Depuis décembre 2020, les entreprises canadiennes ont réussi à éviter le précipice et à se voir imposer à nouveau des droits de douane, soit pour les exportations vers le Royaume-Uni, soit pour les entreprises qui s'approvisionnent au Royaume-Uni. Toutefois, cela ne signifie pas que les arrangements actuels sont parfaits. Nous avons un protocole d'entente mettant en œuvre des décrets de remise pour appliquer des parties d'un accord transitoire qui est basé sur un AECG appliqué provisoirement. Comme vous pouvez l'imaginer, ce n'est pas facile à comprendre pour beaucoup d'entreprises.
Par conséquent, si l'exécution des décrets de remise a été un soulagement bienvenu pour nos membres, nous ne devrions pas en rester là. Le projet de loi permet de simplifier l'architecture qui régit le commerce entre le Canada et le Royaume-Uni et de limiter les questions opérationnelles que les entreprises peuvent rencontrer pendant la période actuelle.
Je vais souligner certains des avantages que nous voyons dans l'Accord de continuité commerciale dont j'ai eu l'occasion de parler plus en détail lors de ma dernière comparution devant le Comité. Le premier est l'élimination des droits de douane sur des produits tels que le homard, le plastique, les véhicules et le bœuf.

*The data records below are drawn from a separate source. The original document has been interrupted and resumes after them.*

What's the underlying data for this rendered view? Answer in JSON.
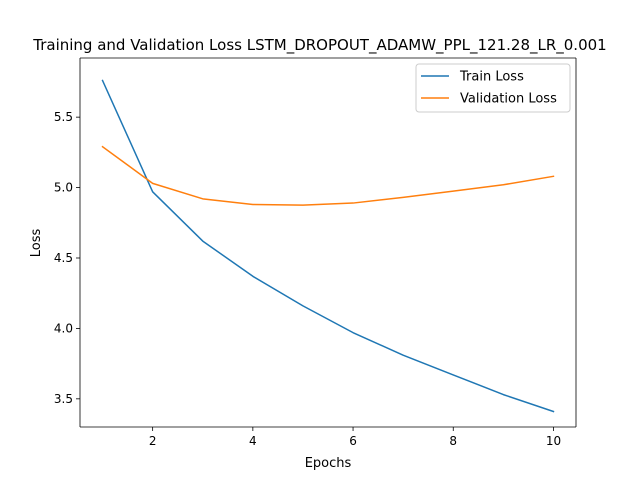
{
  "chart_data": {
    "type": "line",
    "title": "Training and Validation Loss LSTM_DROPOUT_ADAMW_PPL_121.28_LR_0.001",
    "xlabel": "Epochs",
    "ylabel": "Loss",
    "x": [
      1,
      2,
      3,
      4,
      5,
      6,
      7,
      8,
      9,
      10
    ],
    "xlim": [
      0.55,
      10.45
    ],
    "ylim": [
      3.3,
      5.92
    ],
    "xticks": [
      2,
      4,
      6,
      8,
      10
    ],
    "yticks": [
      3.5,
      4.0,
      4.5,
      5.0,
      5.5
    ],
    "xtick_labels": [
      "2",
      "4",
      "6",
      "8",
      "10"
    ],
    "ytick_labels": [
      "3.5",
      "4.0",
      "4.5",
      "5.0",
      "5.5"
    ],
    "grid": false,
    "legend_position": "top-right",
    "series": [
      {
        "name": "Train Loss",
        "color": "#1f77b4",
        "values": [
          5.76,
          4.97,
          4.62,
          4.37,
          4.16,
          3.97,
          3.81,
          3.67,
          3.53,
          3.41
        ]
      },
      {
        "name": "Validation Loss",
        "color": "#ff7f0e",
        "values": [
          5.29,
          5.03,
          4.92,
          4.88,
          4.875,
          4.89,
          4.93,
          4.975,
          5.02,
          5.08
        ]
      }
    ]
  }
}
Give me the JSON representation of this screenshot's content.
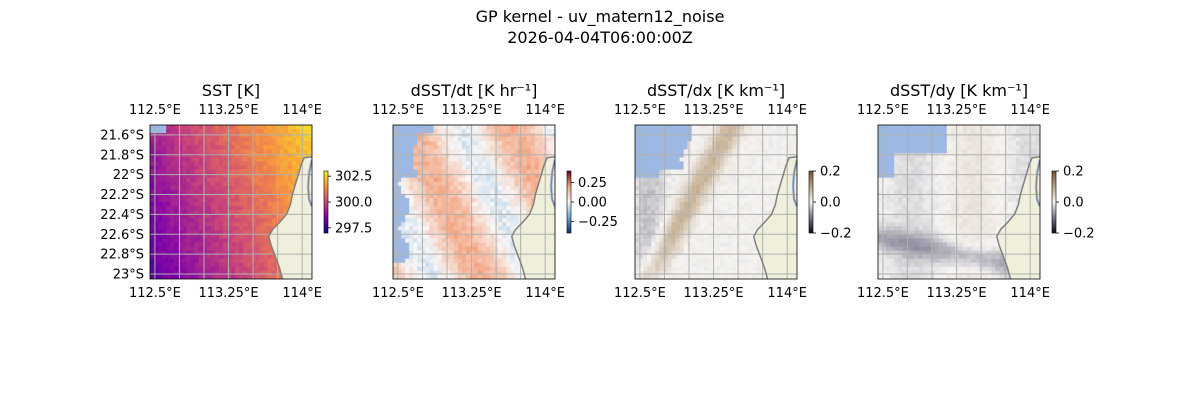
{
  "figure": {
    "title_line1": "GP kernel - uv_matern12_noise",
    "title_line2": "2026-04-04T06:00:00Z"
  },
  "colors": {
    "ocean_mask": "#9db9e3",
    "land": "#efefdb",
    "coast": "#808080",
    "grid": "#b0b0b0"
  },
  "chart_data": [
    {
      "type": "heatmap",
      "title": "SST [K]",
      "lon_range": [
        112.45,
        114.1
      ],
      "lat_range": [
        -23.05,
        -21.5
      ],
      "x_ticks": [
        {
          "value": 112.5,
          "label": "112.5°E"
        },
        {
          "value": 113.25,
          "label": "113.25°E"
        },
        {
          "value": 114.0,
          "label": "114°E"
        }
      ],
      "y_ticks": [
        {
          "value": -21.6,
          "label": "21.6°S"
        },
        {
          "value": -21.8,
          "label": "21.8°S"
        },
        {
          "value": -22.0,
          "label": "22°S"
        },
        {
          "value": -22.2,
          "label": "22.2°S"
        },
        {
          "value": -22.4,
          "label": "22.4°S"
        },
        {
          "value": -22.6,
          "label": "22.6°S"
        },
        {
          "value": -22.8,
          "label": "22.8°S"
        },
        {
          "value": -23.0,
          "label": "23°S"
        }
      ],
      "show_y_labels": true,
      "grid": true,
      "colormap": "plasma",
      "colorbar": {
        "range": [
          297.0,
          303.0
        ],
        "ticks": [
          {
            "value": 302.5,
            "label": "302.5"
          },
          {
            "value": 300.0,
            "label": "300.0"
          },
          {
            "value": 297.5,
            "label": "297.5"
          }
        ]
      },
      "field": "sst"
    },
    {
      "type": "heatmap",
      "title": "dSST/dt [K hr⁻¹]",
      "lon_range": [
        112.45,
        114.1
      ],
      "lat_range": [
        -23.05,
        -21.5
      ],
      "x_ticks": [
        {
          "value": 112.5,
          "label": "112.5°E"
        },
        {
          "value": 113.25,
          "label": "113.25°E"
        },
        {
          "value": 114.0,
          "label": "114°E"
        }
      ],
      "y_ticks": [],
      "show_y_labels": false,
      "grid": true,
      "colormap": "redblue",
      "colorbar": {
        "range": [
          -0.4,
          0.4
        ],
        "ticks": [
          {
            "value": 0.25,
            "label": "0.25"
          },
          {
            "value": 0.0,
            "label": "0.00"
          },
          {
            "value": -0.25,
            "label": "−0.25"
          }
        ]
      },
      "field": "dt"
    },
    {
      "type": "heatmap",
      "title": "dSST/dx [K km⁻¹]",
      "lon_range": [
        112.45,
        114.1
      ],
      "lat_range": [
        -23.05,
        -21.5
      ],
      "x_ticks": [
        {
          "value": 112.5,
          "label": "112.5°E"
        },
        {
          "value": 113.25,
          "label": "113.25°E"
        },
        {
          "value": 114.0,
          "label": "114°E"
        }
      ],
      "y_ticks": [],
      "show_y_labels": false,
      "grid": true,
      "colormap": "brownwhite",
      "colorbar": {
        "range": [
          -0.2,
          0.2
        ],
        "ticks": [
          {
            "value": 0.2,
            "label": "0.2"
          },
          {
            "value": 0.0,
            "label": "0.0"
          },
          {
            "value": -0.2,
            "label": "−0.2"
          }
        ]
      },
      "field": "dx"
    },
    {
      "type": "heatmap",
      "title": "dSST/dy [K km⁻¹]",
      "lon_range": [
        112.45,
        114.1
      ],
      "lat_range": [
        -23.05,
        -21.5
      ],
      "x_ticks": [
        {
          "value": 112.5,
          "label": "112.5°E"
        },
        {
          "value": 113.25,
          "label": "113.25°E"
        },
        {
          "value": 114.0,
          "label": "114°E"
        }
      ],
      "y_ticks": [],
      "show_y_labels": false,
      "grid": true,
      "colormap": "brownwhite",
      "colorbar": {
        "range": [
          -0.2,
          0.2
        ],
        "ticks": [
          {
            "value": 0.2,
            "label": "0.2"
          },
          {
            "value": 0.0,
            "label": "0.0"
          },
          {
            "value": -0.2,
            "label": "−0.2"
          }
        ]
      },
      "field": "dy"
    }
  ]
}
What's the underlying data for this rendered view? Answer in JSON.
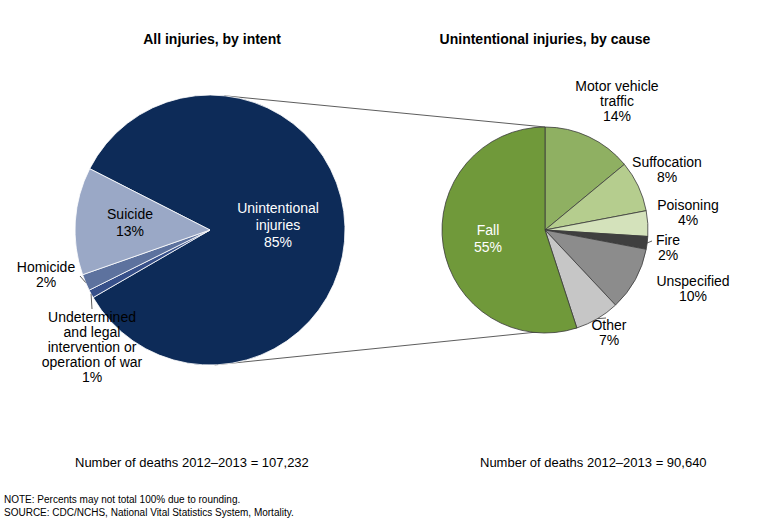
{
  "chart_data": [
    {
      "type": "pie",
      "title": "All injuries, by intent",
      "categories": [
        "Unintentional injuries",
        "Undetermined and legal intervention or operation of war",
        "Homicide",
        "Suicide"
      ],
      "values": [
        85,
        1,
        2,
        13
      ],
      "value_labels": [
        "85%",
        "1%",
        "2%",
        "13%"
      ],
      "colors": [
        "#0d2b58",
        "#37508a",
        "#5d729e",
        "#9aa8c6"
      ],
      "data_labels": true,
      "annotations": [
        "Number of deaths 2012–2013 = 107,232"
      ]
    },
    {
      "type": "pie",
      "title": "Unintentional injuries, by cause",
      "categories": [
        "Motor vehicle traffic",
        "Suffocation",
        "Poisoning",
        "Fire",
        "Unspecified",
        "Other",
        "Fall"
      ],
      "values": [
        14,
        8,
        4,
        2,
        10,
        7,
        55
      ],
      "value_labels": [
        "14%",
        "8%",
        "4%",
        "2%",
        "10%",
        "7%",
        "55%"
      ],
      "colors": [
        "#8fb062",
        "#b5cd8e",
        "#d4e2bb",
        "#3f3f3f",
        "#8c8c8c",
        "#c6c6c6",
        "#70993a"
      ],
      "data_labels": true,
      "annotations": [
        "Number of deaths 2012–2013 = 90,640"
      ]
    }
  ],
  "notes": [
    "NOTE: Percents may not total 100% due to rounding.",
    "SOURCE: CDC/NCHS, National Vital Statistics System, Mortality."
  ]
}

Le deuxième grand avantage que nous voyons concerne la coopération réglementaire. Comme je l'ai mentionné lors de ma dernière comparution, l'AECG fournit un cadre essentiel pour favoriser le dialogue concernant les barrières non tarifaires sur les produits agricoles et industriels qui maintiennent nos produits hors du marché et les privent des taux tarifaires préférentiels de l'AECG qui ont été accordés lors des négociations.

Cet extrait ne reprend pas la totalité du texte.